On the red carpet at the Cannes film festival last month, actors Andie MacDowell, Helen Mirren and Jodie Foster were out and proud with their silver-fox locks. MacDowell was vocal about how it marked a new chapter in her life, telling Vogue: “It was time for me to make that transition because I felt like it was appropriate for my personality and who I am. And my instincts were right because I’ve never felt more powerful. I feel more honest. I feel like I’m not pretending. I feel like I’m embracing right where I am.”
And though going grey is a trend among young women – millennials are dyeing their hair to get the look of model Kristen McMenamy and Vogue’s Sarah Harris, or the cool factor of temporary silver-tops Lady Gaga, Katy Perry and Rihanna – naturally grey hair on women in midlife is another matter. It’s seen as ageing, unattractive and unsexy. No wonder “to dye or not to dye” is something we agonise over.
But it’s liberating to note that the Instagram hashtag #greyhairdontcare has been used more than 431,000 times, and there are now natural grey-hair influencers such as Jin Cruce and her account @agingwith_style_and_grays, and Sandrine P, who runs @grey_so_what. Fashion editors Lisa Armstrong of The Telegraph and Anna Murphy of The Times have written at length about their decision to embrace the grey in an industry that values youth and beauty above all else. It’s not an easy choice for any of us.

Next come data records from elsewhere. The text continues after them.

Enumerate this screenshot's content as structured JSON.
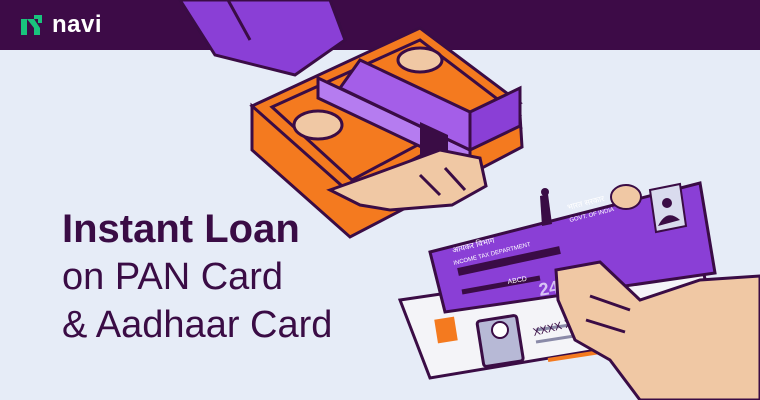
{
  "brand": {
    "name": "navi",
    "colors": {
      "dark_purple": "#3d0b47",
      "violet": "#8b3fd6",
      "orange": "#f47a1f",
      "background": "#e6ecf7",
      "logo_green": "#19c37d"
    }
  },
  "headline": {
    "line1": "Instant Loan",
    "line2": "on PAN Card",
    "line3": "& Aadhaar Card"
  },
  "pan_card": {
    "header_hindi_left": "आयकर विभाग",
    "header_english_left": "INCOME TAX DEPARTMENT",
    "header_hindi_right": "भारत सरकार",
    "header_english_right": "GOVT. OF INDIA",
    "number_label": "ABCD",
    "number_digits": "24",
    "masked": "XXXX XXXX"
  },
  "icons": [
    "navi-logo-icon",
    "cash-stack-icon",
    "pan-card-icon",
    "aadhaar-card-icon",
    "emblem-icon",
    "photo-icon"
  ]
}
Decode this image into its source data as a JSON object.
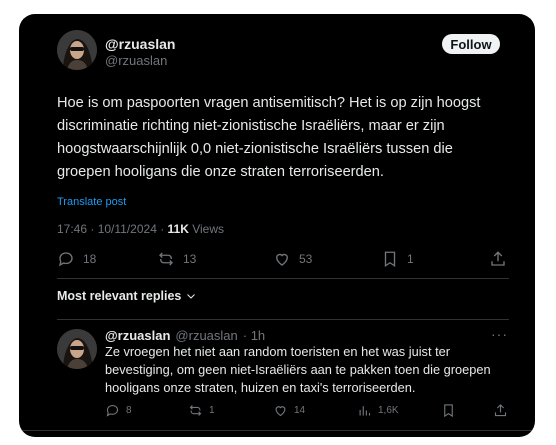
{
  "tweet": {
    "display_name": "@rzuaslan",
    "handle": "@rzuaslan",
    "follow_label": "Follow",
    "text": "Hoe is om paspoorten vragen antisemitisch? Het is op zijn hoogst discriminatie richting niet-zionistische Israëliërs, maar er zijn hoogstwaarschijnlijk 0,0 niet-zionistische Israëliërs tussen die groepen hooligans die onze straten terroriseerden.",
    "translate_label": "Translate post",
    "timestamp": "17:46 · 10/11/2024 · ",
    "views_count": "11K",
    "views_label": " Views",
    "actions": {
      "replies": "18",
      "reposts": "13",
      "likes": "53",
      "bookmarks": "1"
    }
  },
  "replies_section": {
    "label": "Most relevant replies"
  },
  "reply": {
    "display_name": "@rzuaslan",
    "handle": "@rzuaslan",
    "time": "· 1h",
    "more": "···",
    "text": "Ze vroegen het niet aan random toeristen en het was juist ter bevestiging, om geen niet-Israëliërs aan te pakken toen die groepen hooligans onze straten, huizen en taxi's terroriseerden.",
    "actions": {
      "replies": "8",
      "reposts": "1",
      "likes": "14",
      "views": "1,6K"
    }
  },
  "colors": {
    "background": "#000000",
    "text": "#e7e9ea",
    "secondary": "#71767b",
    "link": "#1d9bf0",
    "divider": "#2f3336"
  },
  "icons": [
    "reply-icon",
    "repost-icon",
    "like-icon",
    "bookmark-icon",
    "share-icon",
    "views-icon",
    "chevron-down-icon",
    "more-icon"
  ]
}
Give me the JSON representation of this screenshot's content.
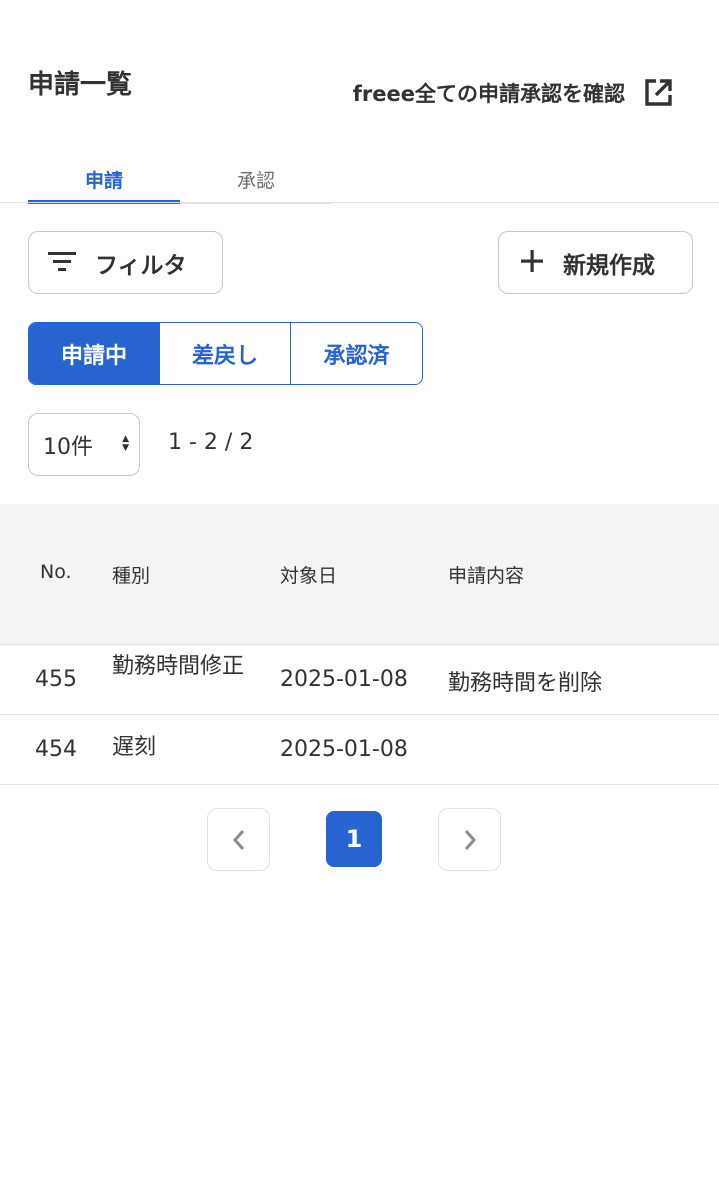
{
  "header": {
    "title": "申請一覧",
    "external_link_label": "freee全ての申請承認を確認"
  },
  "tabs": [
    {
      "label": "申請",
      "active": true
    },
    {
      "label": "承認",
      "active": false
    }
  ],
  "toolbar": {
    "filter_label": "フィルタ",
    "new_label": "新規作成"
  },
  "status_segments": [
    {
      "label": "申請中",
      "active": true
    },
    {
      "label": "差戻し",
      "active": false
    },
    {
      "label": "承認済",
      "active": false
    }
  ],
  "pagination": {
    "per_page": "10件",
    "range": "1 - 2 / 2",
    "current_page": "1"
  },
  "table": {
    "columns": [
      "No.",
      "種別",
      "対象日",
      "申請内容"
    ],
    "rows": [
      {
        "no": "455",
        "type": "勤務時間修正",
        "date": "2025-01-08",
        "content": "勤務時間を削除"
      },
      {
        "no": "454",
        "type": "遅刻",
        "date": "2025-01-08",
        "content": ""
      }
    ]
  },
  "colors": {
    "accent": "#2864d0",
    "text": "#323232",
    "header_bg": "#f5f4f4",
    "border": "#e2e2e2"
  }
}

I’ve thought long and hard, too, about how to tackle my own greying locks when my brand, Studio10, is aimed specifically at women in midlife and beyond. Does being PRO AGE mean we must ditch the dye and embrace grey as a positive choice?
Women have been dyeing their hair since the time of the pharaohs, though the practice only went mainstream in the 1950s, and globally the hair-dye industry is now worth more than £4.7 billion As the brilliant Nora Ephron once put it: “There is a reason why 40, 50 and 60 don’t look the way they used to, and it’s not because of feminism… It’s because of hair dye.”
Why the uptick? Partly, I suspect, it’s down to the entry of more women into the workplace, and the idea that we need to look as young as possible in a highly competitive market. And partly it’s about our romantic lives, in which looking sexy – and often “young” – is paramount. But what about, instead, looking the best possible version of our age?
My lovely mum dyed her hair into her 80s, and I suspect I will do the same, but why do I want to – or feel that I should? Am I just perpetuating the idea that looking “young” (by having hair that’s not grey) is the best way to go?
In a recent study published in the Journal of Women & Aging, the 80 women canvassed seemed to agree, saying they felt those who go grey are judged for “letting themselves go” and are viewed as less competent. But the idea that going grey is a sign of giving up is ridiculous: have you seen how much it costs to maintain a glossy head of greys? You certainly don’t stop going to the hairdresser!
MacDowell was reassuringly non-proscriptive about her decision to quit dyeing her hair: “It’s not like I’m saying everybody has to make this choice. But what I would like for all of us to do is to stop and consider how we think about mature men and how we think about mature women and really start gauging what we say and what we project.”
She’s not just talking about how it’s OK to be a male silver fox (looking at you, George Clooney) but how, if you’re a woman, being grey smacks of giving up. She’s considering the bigger picture and that sexist, ageist trope: that men can essentially age as they please, but women must continue to look young at all costs. That’s the kind of idea we still need to fight against – whether or not we choose to dye our hair.
But women who go grey in midlife are warriors, bravely challenging the societal norms to which most of us still adhere. And at Studio10, we salute them.